Cue the predictable howls of outrage. “How much blood will federal Judge Shira Scheindlin have on her hands when she finishes dismantling the most effective anti-gun-violence program in urban America?” asks the New York Post in its insane lead editorial this morning. Savaging Scheindlin in particular and the concept of civil liberties in general, the Post rails against crazy activist judges who hold the rest of us hostage to absurd, inconvenient doctrines like the Fourth Amendment. “Such slavish obeisance to abstraction doubtless will earn [Scheindlin] rave reviews from New Yorkers who live in neighborhoods that are rarely subject to random shootings. But there is no dignity in lying bleeding in the streets, shot down for a jacket or a wallet or in response to some random perceived insult.”

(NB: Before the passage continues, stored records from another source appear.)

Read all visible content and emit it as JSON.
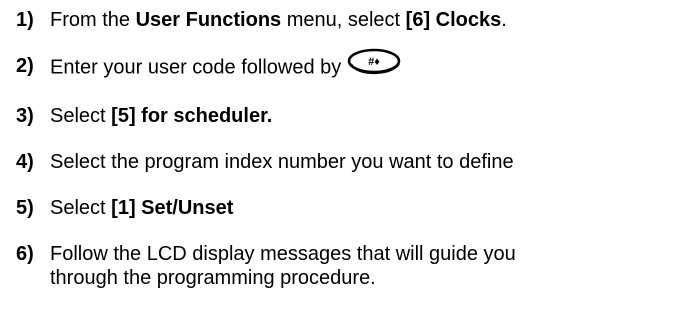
{
  "steps": [
    {
      "num": "1)",
      "pre": "From the ",
      "bold1": "User Functions",
      "mid": " menu, select ",
      "bold2": "[6] Clocks",
      "post": "."
    },
    {
      "num": "2)",
      "text": "Enter your user code followed by",
      "key_icon": "hash-key-icon",
      "key_glyph": "#♦"
    },
    {
      "num": "3)",
      "pre": "Select ",
      "bold": "[5] for scheduler."
    },
    {
      "num": "4)",
      "text": "Select the program index number you want to define"
    },
    {
      "num": "5)",
      "pre": "Select ",
      "bold": "[1] Set/Unset"
    },
    {
      "num": "6)",
      "line1": "Follow the LCD display messages that will guide you",
      "line2": "through the programming procedure."
    }
  ]
}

The editorial misses the point, perhaps deliberately. Scheindlin’s injunction makes clear that this particular facet of the NYPD’s trespass policy wasn’t just unconstitutional, it was ineffective. Bronx ADA Jeannette Rucker often declined to prosecute arrests for trespass made outside Clean Halls buildings, and judges repeatedly dismissed trespass cases because the arrests were made without probable cause. According to internal police documentation, out of 1,663 stops made outside a TAP building in 2011, 1,044 of them “lacked any justification … that would have constituted reasonable suspicion of trespass.” And Scheindlin finds that, roughly, a mere “13 percent of trespass stops in the Bronx in 2011 resulted in arrest.” Or, in other words, 87 percent of the people stopped under the TAP protocols were released because they very likely were doing nothing wrong. Despite the Post’s assertions, these stops aren’t keeping guns off the streets. All they’re doing is wasting police and judicial resources.

The people who brought this suit weren’t Park Avenue types, but law-abiding Bronx residents who had been adversely affected by this policy—illegally stopped and detained in their own neighborhoods by officers who harbored a reasonable suspicion that the detainees were poor and black.

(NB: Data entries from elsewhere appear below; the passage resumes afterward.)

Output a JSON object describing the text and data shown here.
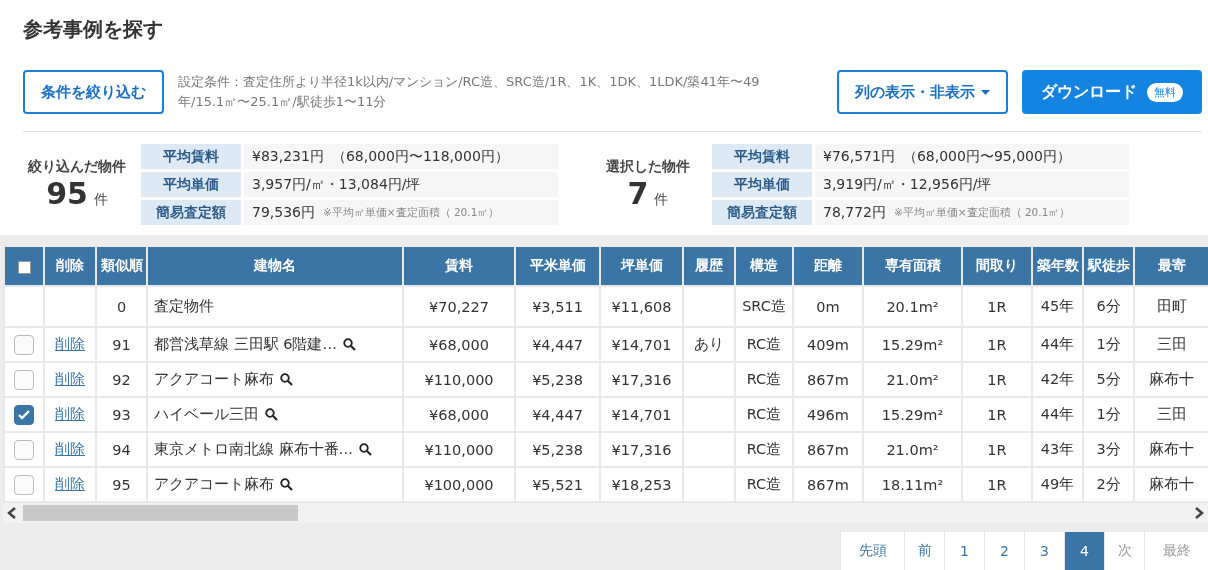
{
  "title": "参考事例を探す",
  "filter_button": "条件を絞り込む",
  "conditions": "設定条件：査定住所より半径1k以内/マンション/RC造、SRC造/1R、1K、1DK、1LDK/築41年〜49年/15.1㎡〜25.1㎡/駅徒歩1〜11分",
  "columns_button": "列の表示・非表示",
  "download_button": {
    "label": "ダウンロード",
    "badge": "無料"
  },
  "summaries": [
    {
      "label": "絞り込んだ物件",
      "count": "95",
      "unit": "件",
      "rows": [
        {
          "label": "平均賃料",
          "value": "¥83,231円",
          "note": "（68,000円〜118,000円）"
        },
        {
          "label": "平均単価",
          "value": "3,957円/㎡・13,084円/坪"
        },
        {
          "label": "簡易査定額",
          "value": "79,536円",
          "small": "※平均㎡単価×査定面積（ 20.1㎡）"
        }
      ]
    },
    {
      "label": "選択した物件",
      "count": "7",
      "unit": "件",
      "rows": [
        {
          "label": "平均賃料",
          "value": "¥76,571円",
          "note": "（68,000円〜95,000円）"
        },
        {
          "label": "平均単価",
          "value": "3,919円/㎡・12,956円/坪"
        },
        {
          "label": "簡易査定額",
          "value": "78,772円",
          "small": "※平均㎡単価×査定面積（ 20.1㎡）"
        }
      ]
    }
  ],
  "table": {
    "select_all": {
      "checked": false
    },
    "columns": [
      "削除",
      "類似順",
      "建物名",
      "賃料",
      "平米単価",
      "坪単価",
      "履歴",
      "構造",
      "距離",
      "専有面積",
      "間取り",
      "築年数",
      "駅徒歩",
      "最寄"
    ],
    "rows": [
      {
        "kind": "reference",
        "rank": "0",
        "name": "査定物件",
        "rent": "¥70,227",
        "sqm": "¥3,511",
        "tsubo": "¥11,608",
        "history": "",
        "structure": "SRC造",
        "distance": "0m",
        "area": "20.1m²",
        "layout": "1R",
        "age": "45年",
        "walk": "6分",
        "station": "田町"
      },
      {
        "kind": "listing",
        "checked": false,
        "delete": "削除",
        "rank": "91",
        "name": "都営浅草線 三田駅 6階建…",
        "rent": "¥68,000",
        "sqm": "¥4,447",
        "tsubo": "¥14,701",
        "history": "あり",
        "structure": "RC造",
        "distance": "409m",
        "area": "15.29m²",
        "layout": "1R",
        "age": "44年",
        "walk": "1分",
        "station": "三田"
      },
      {
        "kind": "listing",
        "checked": false,
        "delete": "削除",
        "rank": "92",
        "name": "アクアコート麻布",
        "rent": "¥110,000",
        "sqm": "¥5,238",
        "tsubo": "¥17,316",
        "history": "",
        "structure": "RC造",
        "distance": "867m",
        "area": "21.0m²",
        "layout": "1R",
        "age": "42年",
        "walk": "5分",
        "station": "麻布十"
      },
      {
        "kind": "listing",
        "checked": true,
        "delete": "削除",
        "rank": "93",
        "name": "ハイベール三田",
        "rent": "¥68,000",
        "sqm": "¥4,447",
        "tsubo": "¥14,701",
        "history": "",
        "structure": "RC造",
        "distance": "496m",
        "area": "15.29m²",
        "layout": "1R",
        "age": "44年",
        "walk": "1分",
        "station": "三田"
      },
      {
        "kind": "listing",
        "checked": false,
        "delete": "削除",
        "rank": "94",
        "name": "東京メトロ南北線 麻布十番…",
        "rent": "¥110,000",
        "sqm": "¥5,238",
        "tsubo": "¥17,316",
        "history": "",
        "structure": "RC造",
        "distance": "867m",
        "area": "21.0m²",
        "layout": "1R",
        "age": "43年",
        "walk": "3分",
        "station": "麻布十"
      },
      {
        "kind": "listing",
        "checked": false,
        "delete": "削除",
        "rank": "95",
        "name": "アクアコート麻布",
        "rent": "¥100,000",
        "sqm": "¥5,521",
        "tsubo": "¥18,253",
        "history": "",
        "structure": "RC造",
        "distance": "867m",
        "area": "18.11m²",
        "layout": "1R",
        "age": "49年",
        "walk": "2分",
        "station": "麻布十"
      }
    ]
  },
  "pagination": [
    {
      "label": "先頭",
      "selected": false,
      "disabled": false
    },
    {
      "label": "前",
      "selected": false,
      "disabled": false
    },
    {
      "label": "1",
      "selected": false,
      "disabled": false
    },
    {
      "label": "2",
      "selected": false,
      "disabled": false
    },
    {
      "label": "3",
      "selected": false,
      "disabled": false
    },
    {
      "label": "4",
      "selected": true,
      "disabled": false
    },
    {
      "label": "次",
      "selected": false,
      "disabled": true
    },
    {
      "label": "最終",
      "selected": false,
      "disabled": true
    }
  ]
}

Consider the case of 51-year-old Charles Bradley, an off-duty security guard who visited a Clean Halls building one evening to see his fiancée, and ended up being cuffed, transported to the station house, strip-searched, fingerprinted, and charged with criminal trespassing. “When was the last time you saw a gun?” the officers asked him en route to the station. “When was the last time you got high? When was the last time you bought some drugs?”

Or Abdullah Turner, 24, who was arrested while waiting for a friend outside a Clean Halls building. “The officer told Turner that he was trespassing and was going to jail,” Scheindlin writes. “Turner asked how he could be trespassing if he was outside. The officer repeated that Turner was going to jail and placed him in handcuffs.” In testimony, Turner said: “It’s like when you’re a kid, when someone is bothering you or someone is like threatening you, you run to your parents for protection, and when you’re an adult, you’re supposed to run to the police. But who are you supposed to run to when like the police are harassing you or like threatening you … who are you supposed to run to then?”

*Correction, January 9, 2013: This post originally and incorrectly stated that the Trespass Affidavit Program lawsuit was filed “earlier this year.” In fact, it was filed in early 2012. The relevant sentence has been corrected.